TIE and GTI are mostly focused on PE, executable files (.exe, .dll, .sys, .scr, and others). GTI can also have reputations for PDF and APK too. But not for scripts, so python, javascript, MS batch, those will not have a reputation. Remember this reputations identify files by its hashes, a script or a .doc will have a totally different hash by just changing a single character, so the analysis needs to be based on its behavior. You can analyze your dataset on ePO -> Queries and reports -> New -> TIE Schema as source -> PIE Chart -> Select "Type" as the slice column This chart will surely show a lot of files under Unrecognized file type. This means there is no actual metadata for the file, just a reputation request, and it is for sure the only request for this particular file. You can, on the same Server Task for Data Management, stablish different retention periods for different file types, assigning something like 7 days for Unrecognized, to make sure those files don't make your DB grow unnecessarily.
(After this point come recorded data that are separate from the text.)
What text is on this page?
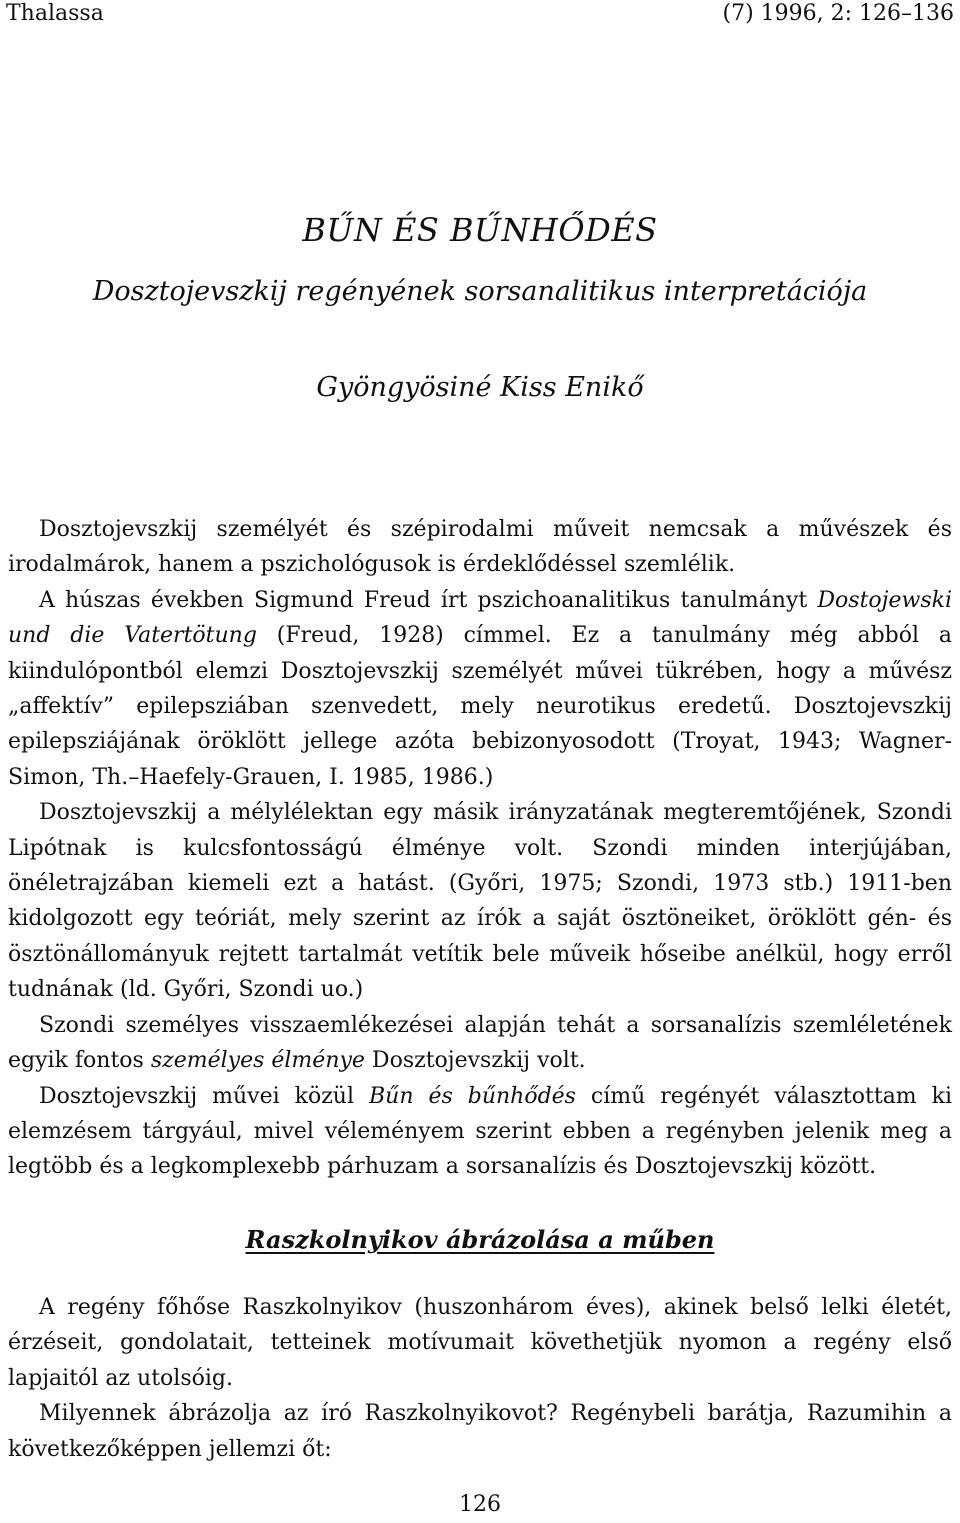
Thalassa	(7) 1996, 2: 126–136
BŰN ÉS BŰNHŐDÉS
Dosztojevszkij regényének sorsanalitikus interpretációja
Gyöngyösiné Kiss Enikő

Dosztojevszkij személyét és szépirodalmi műveit nemcsak a művészek és irodalmárok, hanem a pszichológusok is érdeklődéssel szemlélik.

A húszas években Sigmund Freud írt pszichoanalitikus tanulmányt Dostojewski und die Vatertötung (Freud, 1928) címmel. Ez a tanulmány még abból a kiindulópontból elemzi Dosztojevszkij személyét művei tükrében, hogy a művész „affektív” epilepsziában szenvedett, mely neurotikus eredetű. Dosztojevszkij epilepsziájának öröklött jellege azóta bebizonyosodott (Troyat, 1943; Wagner-Simon, Th.–Haefely-Grauen, I. 1985, 1986.)

Dosztojevszkij a mélylélektan egy másik irányzatának megteremtőjének, Szondi Lipótnak is kulcsfontosságú élménye volt. Szondi minden interjújában, önéletrajzában kiemeli ezt a hatást. (Győri, 1975; Szondi, 1973 stb.) 1911-ben kidolgozott egy teóriát, mely szerint az írók a saját ösztöneiket, öröklött gén- és ösztönállományuk rejtett tartalmát vetítik bele műveik hőseibe anélkül, hogy erről tudnának (ld. Győri, Szondi uo.)

Szondi személyes visszaemlékezései alapján tehát a sorsanalízis szemléletének egyik fontos személyes élménye Dosztojevszkij volt.

Dosztojevszkij művei közül Bűn és bűnhődés című regényét választottam ki elemzésem tárgyául, mivel véleményem szerint ebben a regényben jelenik meg a legtöbb és a legkomplexebb párhuzam a sorsanalízis és Dosztojevszkij között.

Raszkolnyikov ábrázolása a műben

A regény főhőse Raszkolnyikov (huszonhárom éves), akinek belső lelki életét, érzéseit, gondolatait, tetteinek motívumait követhetjük nyomon a regény első lapjaitól az utolsóig.

Milyennek ábrázolja az író Raszkolnyikovot? Regénybeli barátja, Razumihin a következőképpen jellemzi őt:

126
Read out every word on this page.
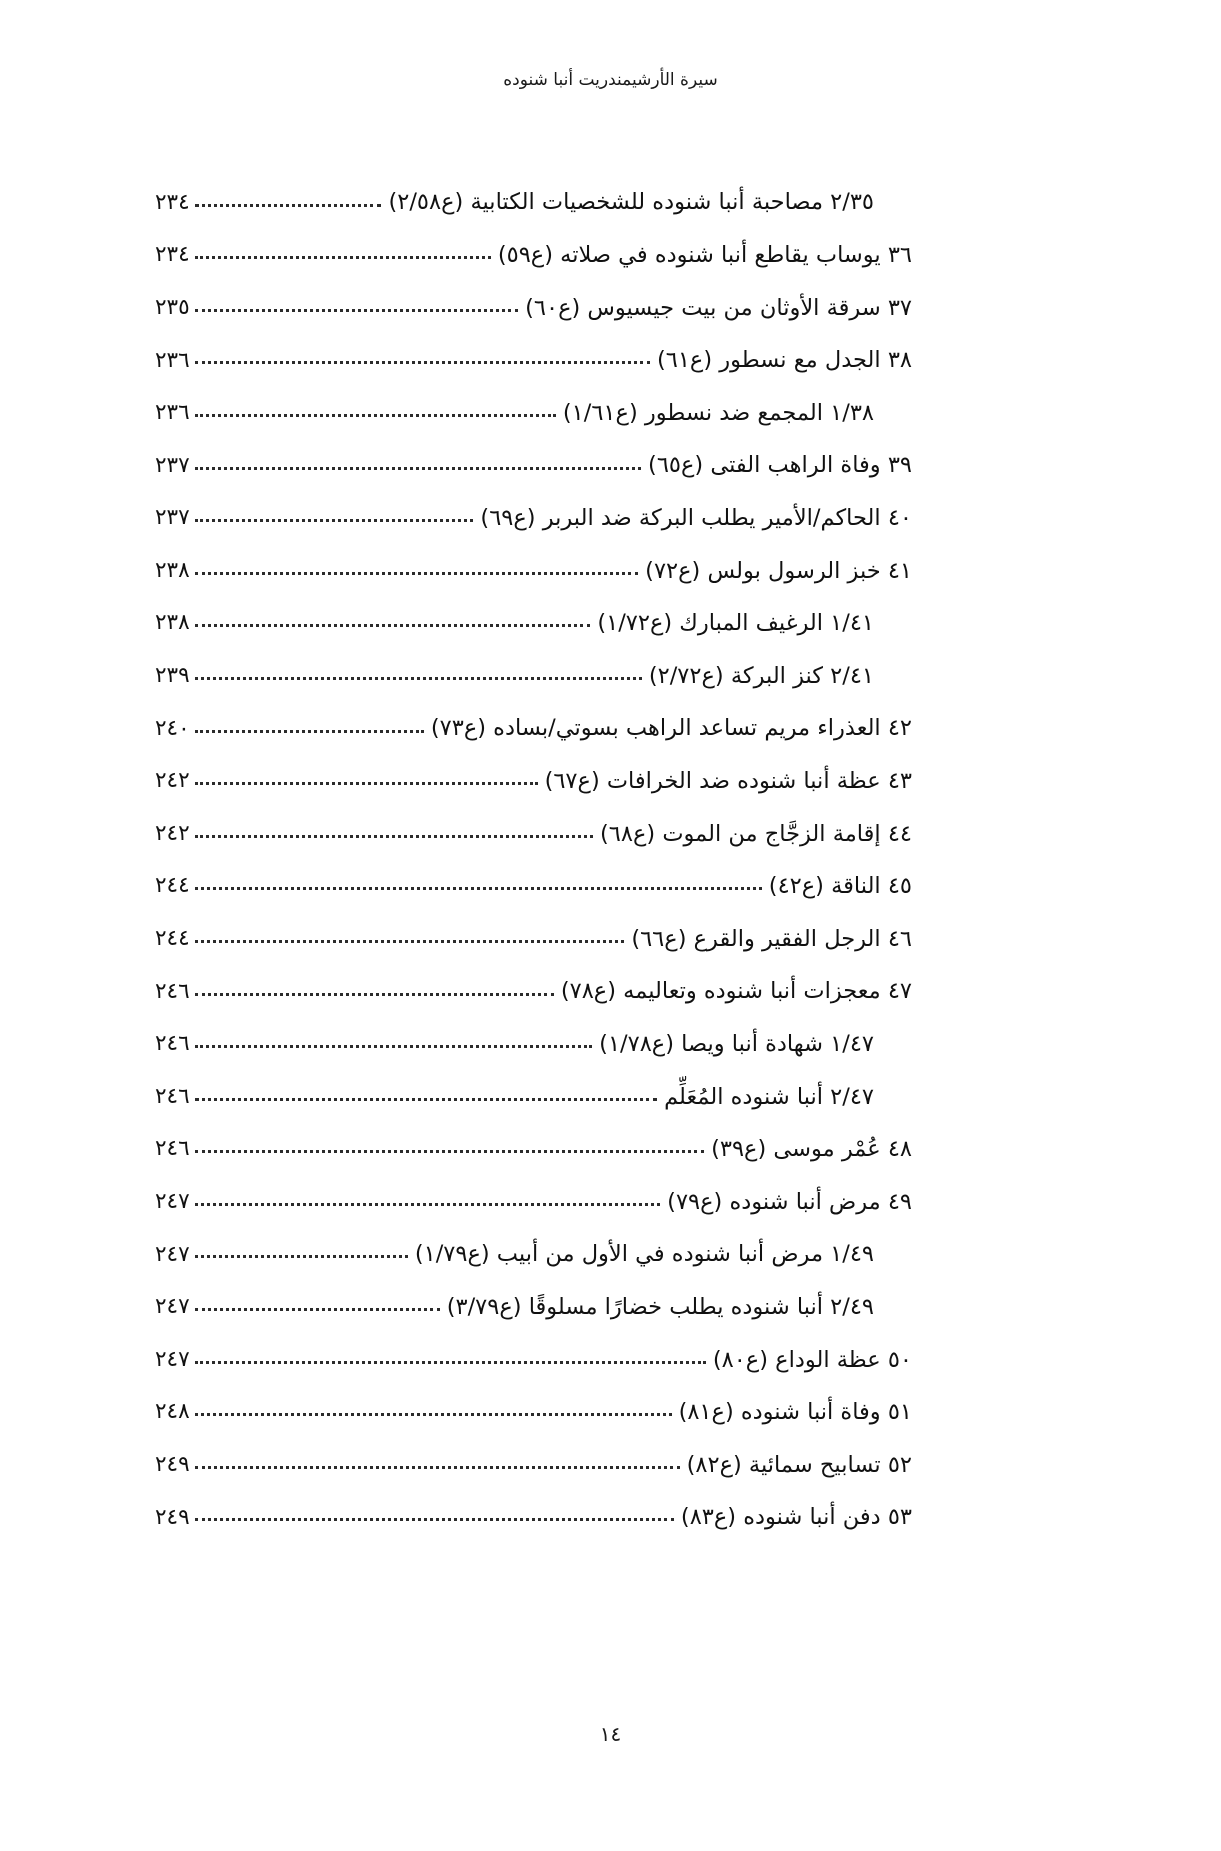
سيرة الأرشيمندريت أنبا شنوده
٢/٣٥ مصاحبة أنبا شنوده للشخصيات الكتابية (ع٢/٥٨)
٢٣٤
٣٦ يوساب يقاطع أنبا شنوده في صلاته (ع٥٩)
٢٣٤
٣٧ سرقة الأوثان من بيت جيسيوس (ع٦٠)
٢٣٥
٣٨ الجدل مع نسطور (ع٦١)
٢٣٦
١/٣٨ المجمع ضد نسطور (ع١/٦١)
٢٣٦
٣٩ وفاة الراهب الفتى (ع٦٥)
٢٣٧
٤٠ الحاكم/الأمير يطلب البركة ضد البربر (ع٦٩)
٢٣٧
٤١ خبز الرسول بولس (ع٧٢)
٢٣٨
١/٤١ الرغيف المبارك (ع١/٧٢)
٢٣٨
٢/٤١ كنز البركة (ع٢/٧٢)
٢٣٩
٤٢ العذراء مريم تساعد الراهب بسوتي/بساده (ع٧٣)
٢٤٠
٤٣ عظة أنبا شنوده ضد الخرافات (ع٦٧)
٢٤٢
٤٤ إقامة الزجَّاج من الموت (ع٦٨)
٢٤٢
٤٥ الناقة (ع٤٢)
٢٤٤
٤٦ الرجل الفقير والقرع (ع٦٦)
٢٤٤
٤٧ معجزات أنبا شنوده وتعاليمه (ع٧٨)
٢٤٦
١/٤٧ شهادة أنبا ويصا (ع١/٧٨)
٢٤٦
٢/٤٧ أنبا شنوده المُعَلِّم
٢٤٦
٤٨ عُمْر موسى (ع٣٩)
٢٤٦
٤٩ مرض أنبا شنوده (ع٧٩)
٢٤٧
١/٤٩ مرض أنبا شنوده في الأول من أبيب (ع١/٧٩)
٢٤٧
٢/٤٩ أنبا شنوده يطلب خضارًا مسلوقًا (ع٣/٧٩)
٢٤٧
٥٠ عظة الوداع (ع٨٠)
٢٤٧
٥١ وفاة أنبا شنوده (ع٨١)
٢٤٨
٥٢ تسابيح سمائية (ع٨٢)
٢٤٩
٥٣ دفن أنبا شنوده (ع٨٣)
٢٤٩
١٤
jmcgBYCN commented 3 years ago

image

Since our External Reputation provider does not send informations of the files, those reputation is classed has "Unrecognized".

hbazan commented 3 years ago

There you go. There are several file types that will never be asked by ENS, it will only ask about executables. Picture, Text, Hypertext, those file types could have a lower retention period, something like 15 days. One comment about Data Management: it will only delete files for which TIE didn't get a request for longer than the retention period. And it will not delete files which have an Enterprise Reputation, no matter the retention period.

jmcgBYCN commented 3 years ago

Picture, Text, Hypertext, files is not included anymore it was on for a week on MWG 8 months ago and has been changed.

Since the threshold was 15GB I suspect those files had never been cleaned. Tomorrow the chart will not be the same (I hope).